The fire set off the fire alarm system of another building on the opposite side of the street, and the Emergency Response Centre alerted rescue units to attend the scene. Soon after the explosion, the Emergency Response Centre received several emergency calls reporting a large-scale fire on Hämeenkatu. These emergency calls were made both by people inside the building and passers-by. The Emergency Response Centre relayed the information from the emergency calls to the fire officer on duty, who increased the number of rescue units involved in the mission.
Having arrived at the scene, the rescue units began extinguishing the fire on the building’s Hämeenkatu side and evacuating on the inner court side. During the extinguishing fire fighters searched for a cleaner in the night club. It was later discovered that two cleaners had left the nightclub through the backdoors, as had two nightclub employees.
Fire fighters working in stairwell A of the building’s inner court side noticed a strong fire behind a wooden fire door on the first stairwell landing. After extinguishing it, they proceeded to the stairwell and found the first two victims on the second floor landing and a third on the landing between the fifth and sixth floors. Smoke ventilation from the stairwell was unsuccessful.
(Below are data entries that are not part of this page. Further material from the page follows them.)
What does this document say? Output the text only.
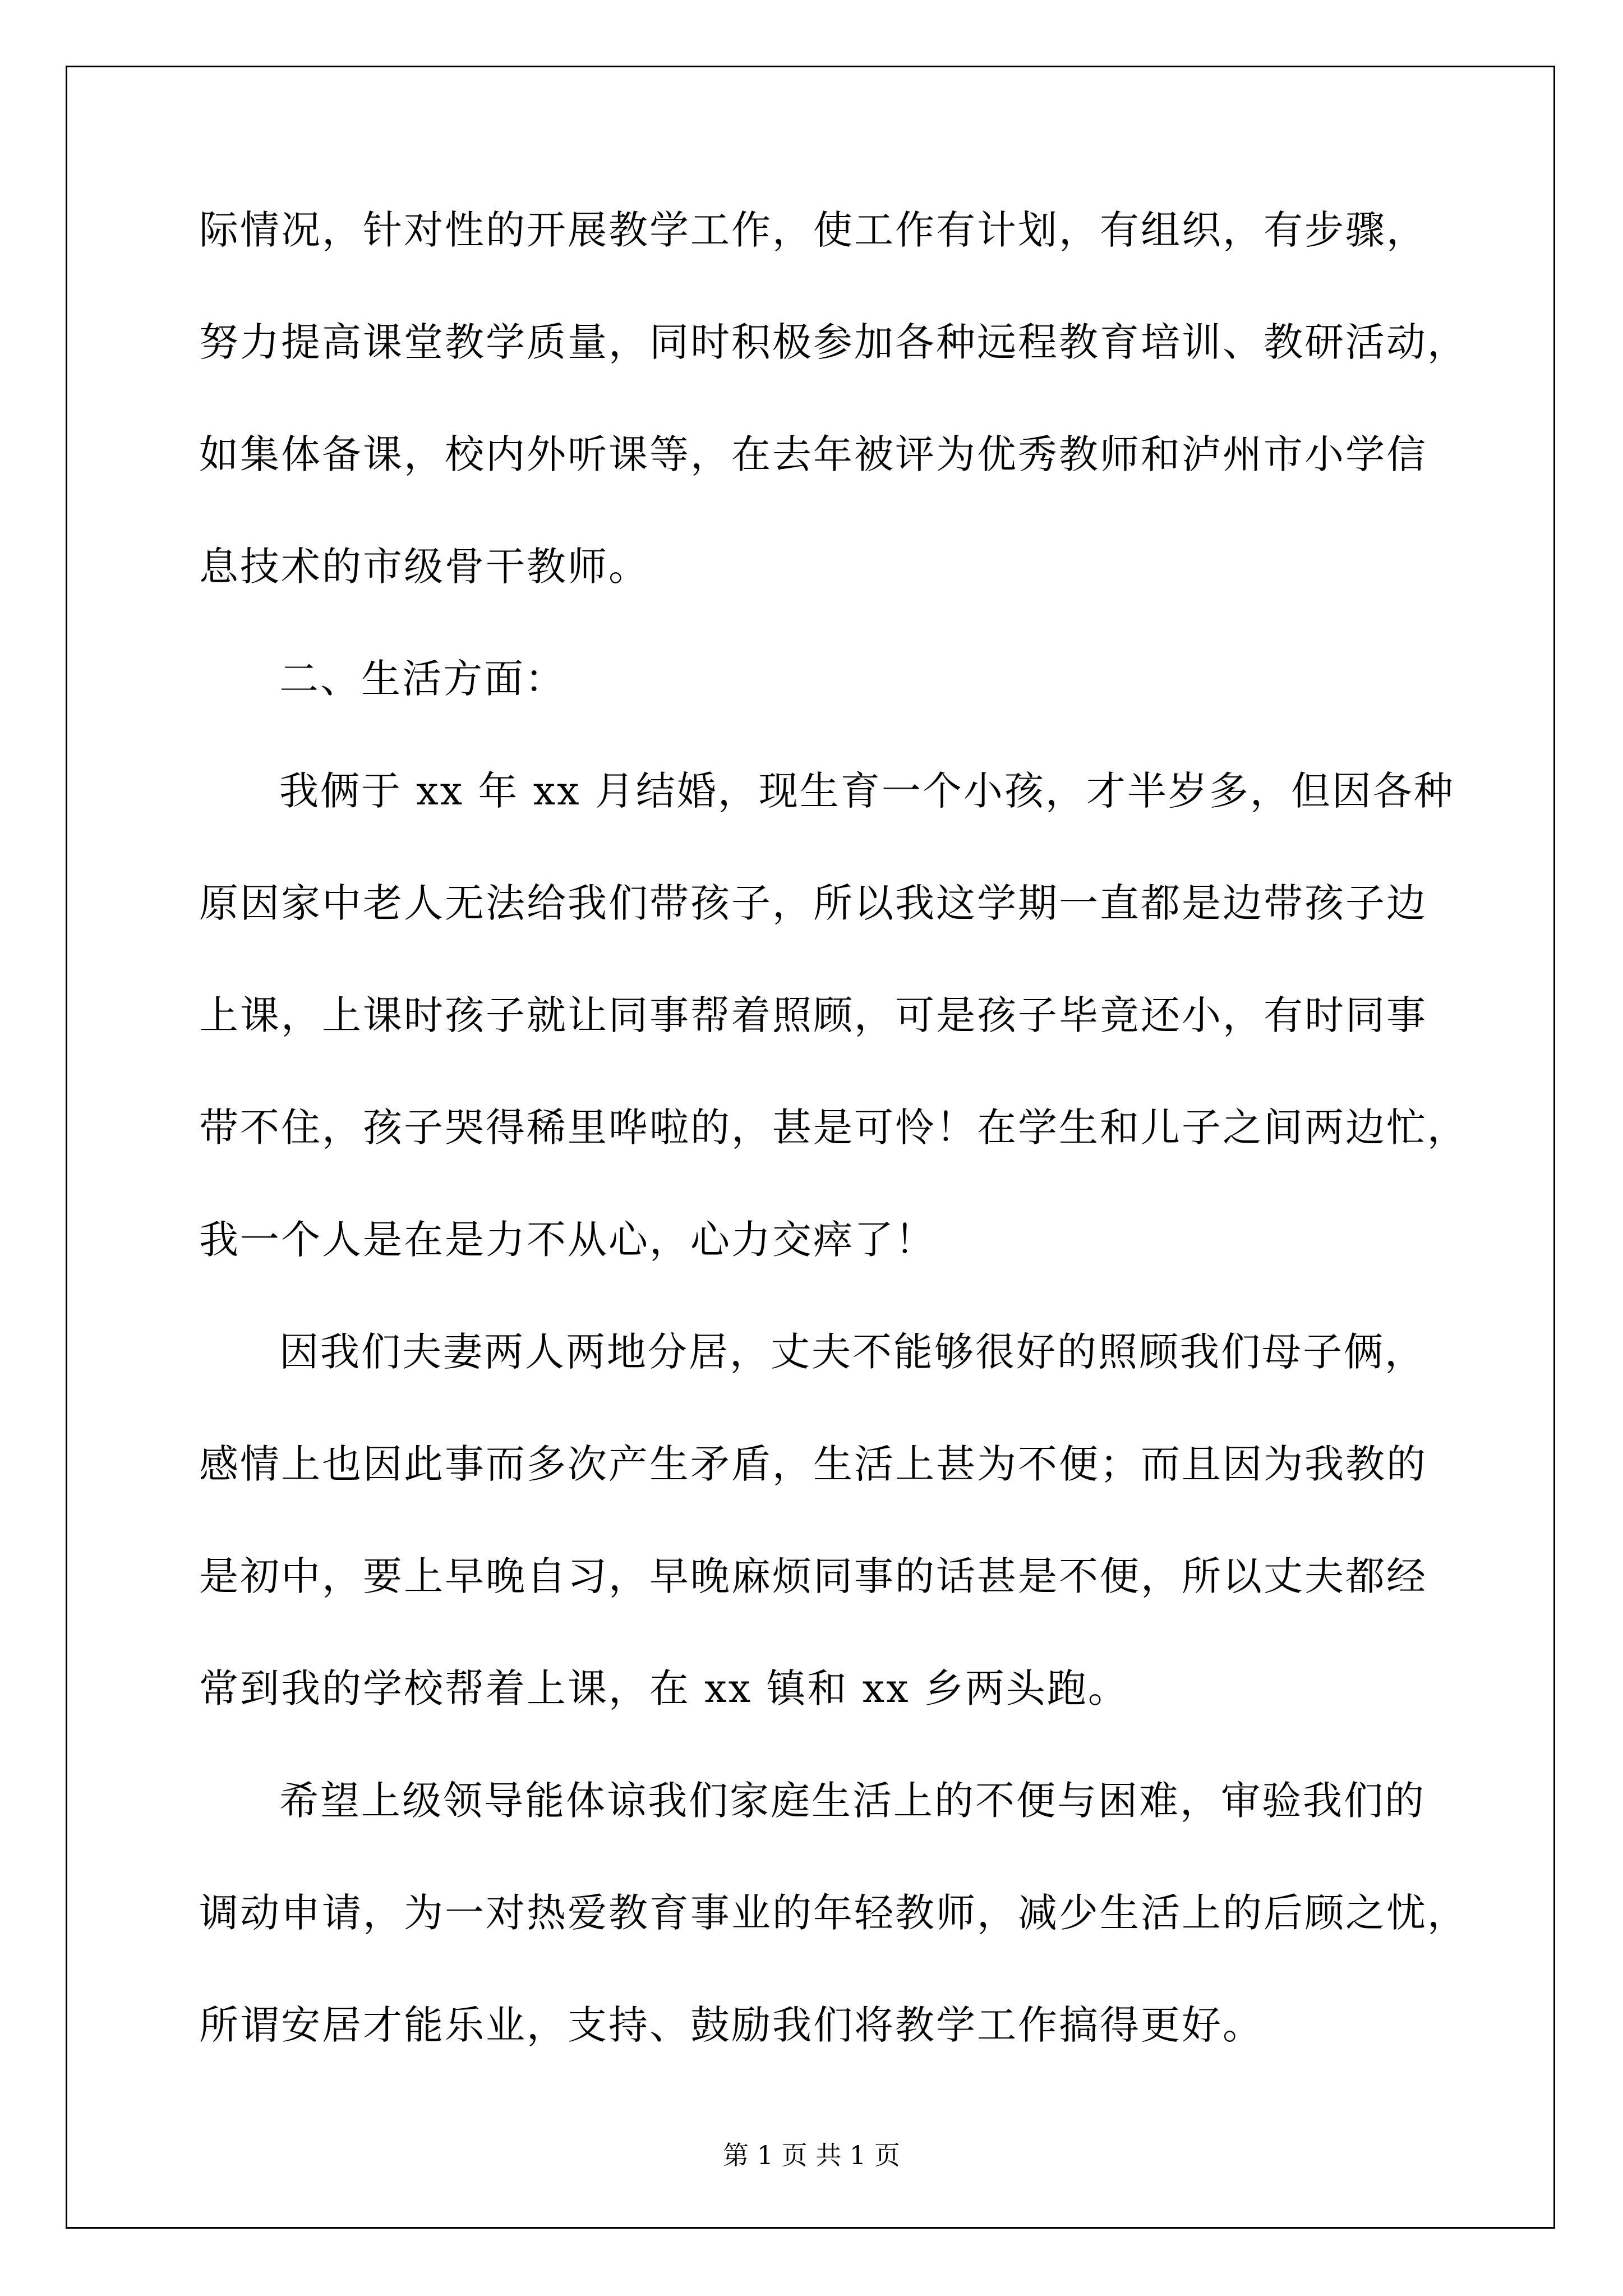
际情况，针对性的开展教学工作，使工作有计划，有组织，有步骤，
努力提高课堂教学质量，同时积极参加各种远程教育培训、教研活动，
如集体备课，校内外听课等，在去年被评为优秀教师和泸州市小学信
息技术的市级骨干教师。
二、生活方面：
我俩于 xx 年 xx 月结婚，现生育一个小孩，才半岁多，但因各种
原因家中老人无法给我们带孩子，所以我这学期一直都是边带孩子边
上课，上课时孩子就让同事帮着照顾，可是孩子毕竟还小，有时同事
带不住，孩子哭得稀里哗啦的，甚是可怜！在学生和儿子之间两边忙，
我一个人是在是力不从心，心力交瘁了！
因我们夫妻两人两地分居，丈夫不能够很好的照顾我们母子俩，
感情上也因此事而多次产生矛盾，生活上甚为不便；而且因为我教的
是初中，要上早晚自习，早晚麻烦同事的话甚是不便，所以丈夫都经
常到我的学校帮着上课，在 xx 镇和 xx 乡两头跑。
希望上级领导能体谅我们家庭生活上的不便与困难，审验我们的
调动申请，为一对热爱教育事业的年轻教师，减少生活上的后顾之忧，
所谓安居才能乐业，支持、鼓励我们将教学工作搞得更好。
第 1 页 共 1 页
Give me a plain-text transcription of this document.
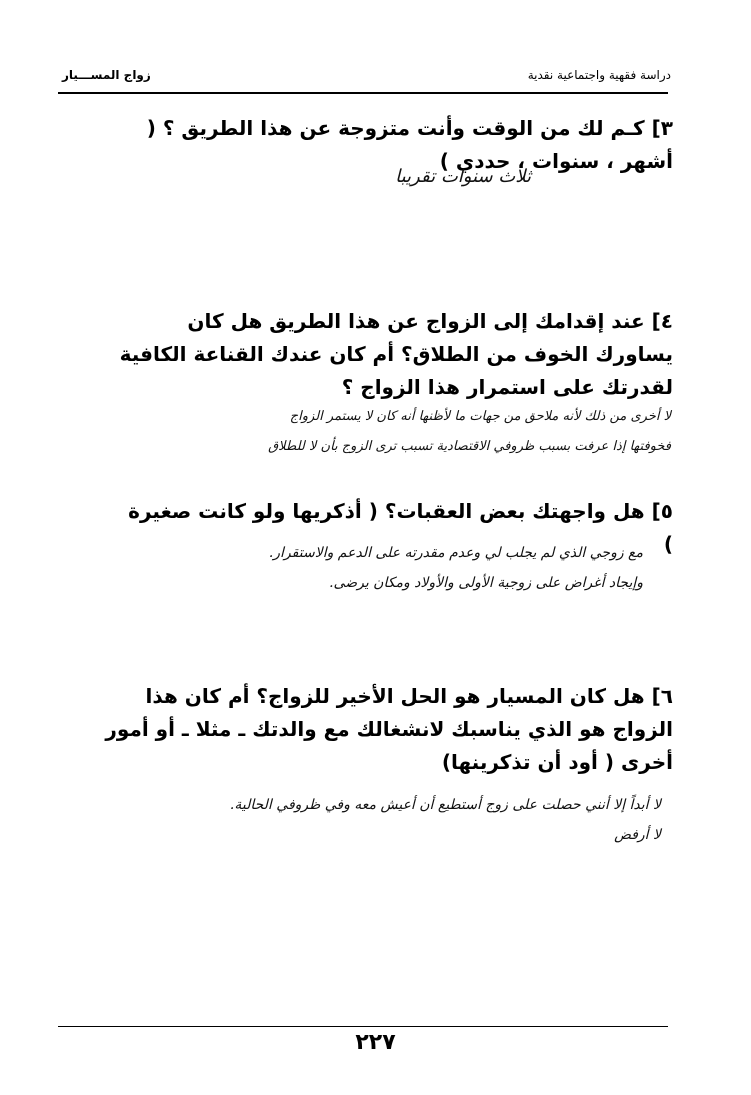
دراسة فقهية واجتماعية نقدية
زواج المســـيار
٣] كـم لك من الوقت وأنت متزوجة عن هذا الطريق ؟ ( أشهر ، سنوات ، حددي )
ثلاث سنوات تقريبا
٤] عند إقدامك إلى الزواج عن هذا الطريق هل كان يساورك الخوف من الطلاق؟ أم كان عندك القناعة الكافية لقدرتك على استمرار هذا الزواج ؟
لا أخرى من ذلك لأنه ملاحق من جهات ما لأظنها أنه كان لا يستمر الزواج
فخوفتها إذا عرفت بسبب ظروفي الاقتصادية تسبب ترى الزوج بأن لا للطلاق
٥] هل واجهتك بعض العقبات؟ ( أذكريها ولو كانت صغيرة )
مع زوجي الذي لم يجلب لي وعدم مقدرته على الدعم والاستقرار.
وإيجاد أغراض على زوجية الأولى والأولاد ومكان يرضى.
٦] هل كان المسيار هو الحل الأخير للزواج؟ أم كان هذا الزواج هو الذي يناسبك لانشغالك مع والدتك ـ مثلا ـ أو أمور أخرى ( أود أن تذكرينها)
لا أبداً إلا أنني حصلت على زوج أستطيع أن أعيش معه وفي ظروفي الحالية.
لا أرفض
٢٢٧
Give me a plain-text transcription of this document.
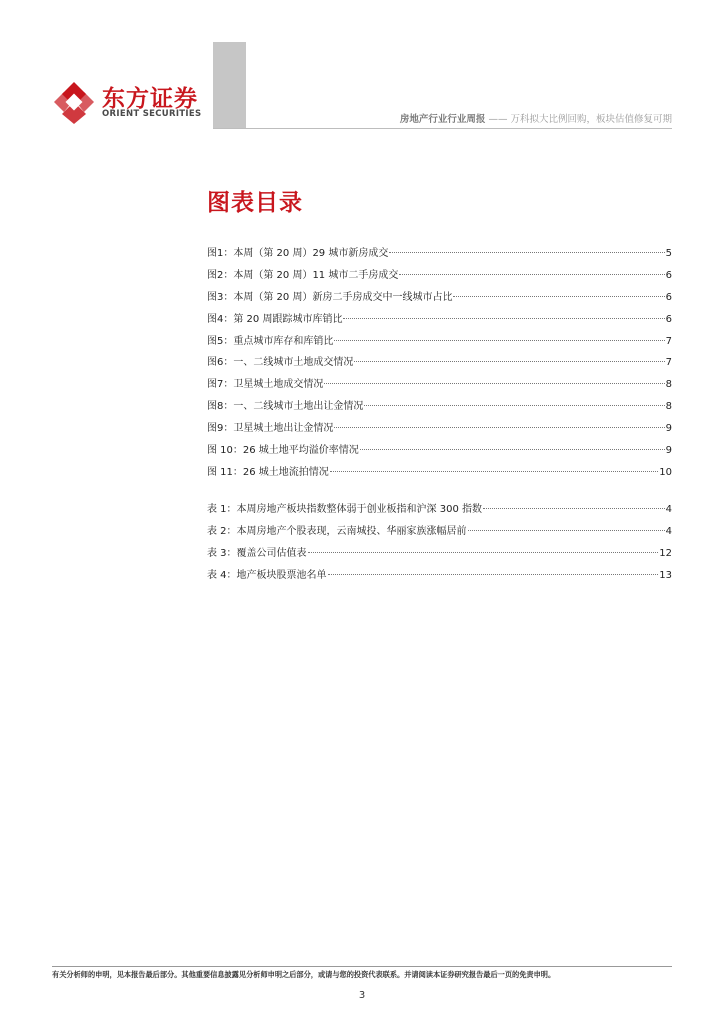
东方证券
ORIENT SECURITIES	房地产行业行业周报 —— 万科拟大比例回购，板块估值修复可期
图表目录
图1：本周（第 20 周）29 城市新房成交	5
图2：本周（第 20 周）11 城市二手房成交	6
图3：本周（第 20 周）新房二手房成交中一线城市占比	6
图4：第 20 周跟踪城市库销比	6
图5：重点城市库存和库销比	7
图6：一、二线城市土地成交情况	7
图7：卫星城土地成交情况	8
图8：一、二线城市土地出让金情况	8
图9：卫星城土地出让金情况	9
图 10：26 城土地平均溢价率情况	9
图 11：26 城土地流拍情况	10
表 1：本周房地产板块指数整体弱于创业板指和沪深 300 指数	4
表 2：本周房地产个股表现，云南城投、华丽家族涨幅居前	4
表 3：覆盖公司估值表	12
表 4：地产板块股票池名单	13
有关分析师的申明，见本报告最后部分。其他重要信息披露见分析师申明之后部分，或请与您的投资代表联系。并请阅读本证券研究报告最后一页的免责申明。
3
Some residents who had remained in their apartments called the Emergency Response Centre and were instructed to await fire-fighters. If necessary, they were to try to prevent smoke from entering their apartments. According to information conveyed by the Emergency Response Centre, a resident was rescued from the sixth floor. A woman who had fled from a penthouse apartment to a roof terrace was rescued by way of stairwell B. After this, a systematic check began in the premises and apartments of stairwell A. Evacuation in other stairwells (B, C and D) had begun earlier, the residents moving into buses called to the scene. The buses took the residents to an evacuation location, a multi-purpose building about three kilometres away.
The investigation commission recommends that greater detail be added to building regulations on smoke ventilation. These should clearly require that stairwells have smoke vents or windows which are either self-opening or opened from below. The smoke ventilation arrangements for all apartment building stairwells should be surveyed, with the requirement that they be made functional. When the emergency plans of residential apartment buildings are being prepared, the emergency exits of old buildings should be surveyed and modified so as to enable safe exit. Guidelines are required on emergency planning instructions, so as to avoid the use of standard templates; emergency plans should be prepared for each building through genuine collaboration, and arrangements should be made for the communication of essential safety information to residents. It is also recommended that the appropriate safety training be provided to people working between various buildings.